Первым мы анонсировали проект фильма под названием «Разговор с президентом». Это картина о Саддаме Хусейне, вернее так: ее сценарий создан на основе очень известной и популярной книги, наверное, одной из лучших книг, написанных бывшими церэушниками. Ее автор - аналитик ЦРУ, который много лет специализировался на психологии ближневосточных лидеров. Будучи посланным в Багдад, он оказался очень полезен в процессе поиска места, где скрывался Саддам Хусейн, участвовал в захвате, опознал его. Автору была дана возможность провести несколько недель в подвале здания бывшей Иракской президентской гвардии с самим Хусейном. В результате общения он понял, до какой степени американцы внутренне ошибались, насколько ложными были многие представления о сути режима - не в том смысле, что Саддам был хорошим лидером, а в том, что суждения о нем в Лэнгли и Белом доме, как выяснилось, очень далеки от реальности. Соответственно, будучи отозванным в Вашингтон для доклада президенту Бушу-младшему, автор столкнулся с ним в прямом конфликте. И в результате этого столкновения - а оно действительно было очень жестким - наш главный персонаж, которого зовут Джон Никсон, сильно разочаровался, лишился всяческих иллюзий, уволился из ЦРУ и написал книгу. Конечно, она была сильно отцензурирована, но за права на нее в Голливуде шла довольно высокая конкуренция. К счастью, Джон видел картину «Левиафан», она ему очень понравилась, поэтому он принял решение сотрудничать с нами. Сценарий этого проекта пишет Дэниэл Стиплмен - очень хороший автор, работавший над фильмом «По половому признаку». А режиссером будет еще один интересный кинематографист, оскаровский номинант, призер Венеции и Канн, автор фильмов «Атака» и «Оскорбление», Зиад Дуэри. Он американец арабского происхождения, для которого это очень личная история, ведь его отец - арабский националист с портретом Саддама на стене, а сам Зиад - американский либерал.

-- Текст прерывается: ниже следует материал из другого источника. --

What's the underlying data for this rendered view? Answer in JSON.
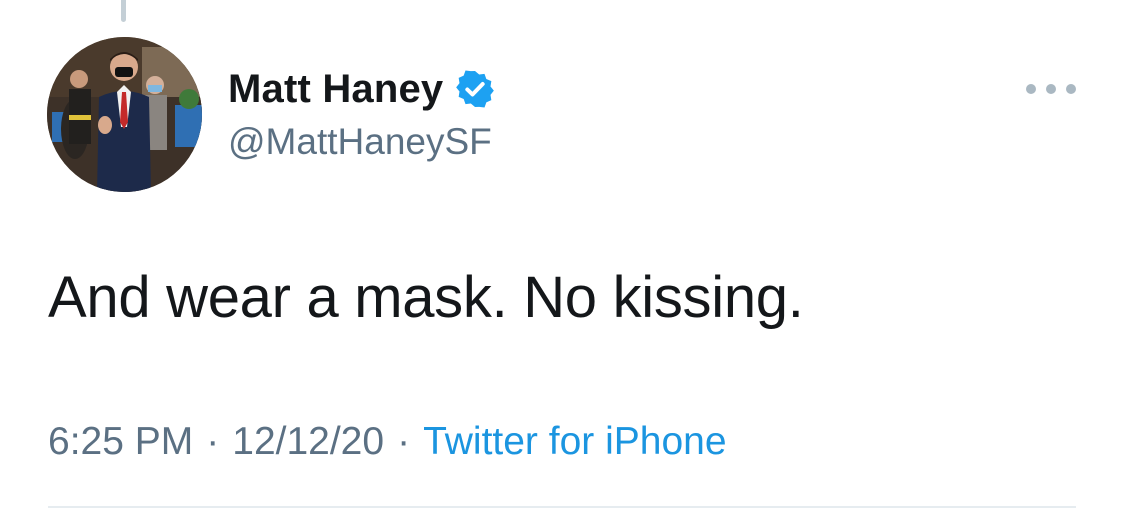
{
  "tweet": {
    "author": {
      "display_name": "Matt Haney",
      "handle": "@MattHaneySF",
      "verified": true,
      "avatar_icon": "profile-photo"
    },
    "text": "And wear a mask. No kissing.",
    "time": "6:25 PM",
    "date": "12/12/20",
    "separator": "·",
    "source": "Twitter for iPhone",
    "more_icon": "ellipsis-icon"
  },
  "colors": {
    "text_primary": "#14171a",
    "text_secondary": "#5b7083",
    "link": "#1b95e0",
    "verified_badge": "#1da1f2",
    "thread_line": "#c4cfd6",
    "divider": "#e6ecf0"
  }
}
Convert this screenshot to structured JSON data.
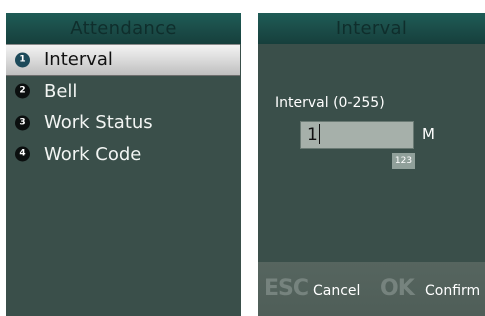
{
  "left_screen": {
    "title": "Attendance",
    "menu": [
      {
        "num": "1",
        "label": "Interval",
        "selected": true
      },
      {
        "num": "2",
        "label": "Bell",
        "selected": false
      },
      {
        "num": "3",
        "label": "Work Status",
        "selected": false
      },
      {
        "num": "4",
        "label": "Work Code",
        "selected": false
      }
    ]
  },
  "right_screen": {
    "title": "Interval",
    "field_label": "Interval (0-255)",
    "input_value": "1",
    "unit": "M",
    "input_mode": "123",
    "softkeys": {
      "cancel_icon": "ESC",
      "cancel_label": "Cancel",
      "confirm_icon": "OK",
      "confirm_label": "Confirm"
    }
  }
}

Что касается документального проекта, то он не совсем о евреях, а об эмиграции. Просто исходной точкой берется история 1938 года, когда несколько миллионов людей - и да, здесь речь о евреях - были лишены гражданских прав в Германии и Австрии, но немцы еще не приняли решения, что с ними делать, и даже были готовы отпустить. И вот в 1938 году во французском Эвиане состоялась большая международная конференция по поводу этих потенциальных беженцев, в которой участвовали 32 страны, включая США и Великобританию. И только малюсенькая Доминиканская республика согласилась принять 100 тыс. беженцев, и то лишь потому, что местный белый диктатор хотел разбавить ими преимущественно черное население своей страны. Отсюда, собственно, и началась история истребления шести миллионов человек. В документальном фильме мы об этом расскажем, но рассказ будет релевантен сегодняшнему дню, с большим объемом событий, происходящих сегодня и в Европе, и в США. Эта картина должна создаваться в сегменте авторского документального кино, очень точного в использовании фактологической основы, однако актуального сегодня. Я предложил партнерство оскаровскому лауреату, автору фильмов «Однажды в сентябре», «Последний король Шотландии», «Уитни» Кевину Макдональду, и уже вместе с ним мы нашли режиссера. Это Рори Кеннеди - дочь Роберта Кеннеди, режиссер-документалист, обладательница «Эмми» и оскаровский номинант. Она с радостью согласилась работать в паре со своим мужем-сценаристом Марком Бейлом. Это достаточно сложный и высокобюджетный документальный фильм.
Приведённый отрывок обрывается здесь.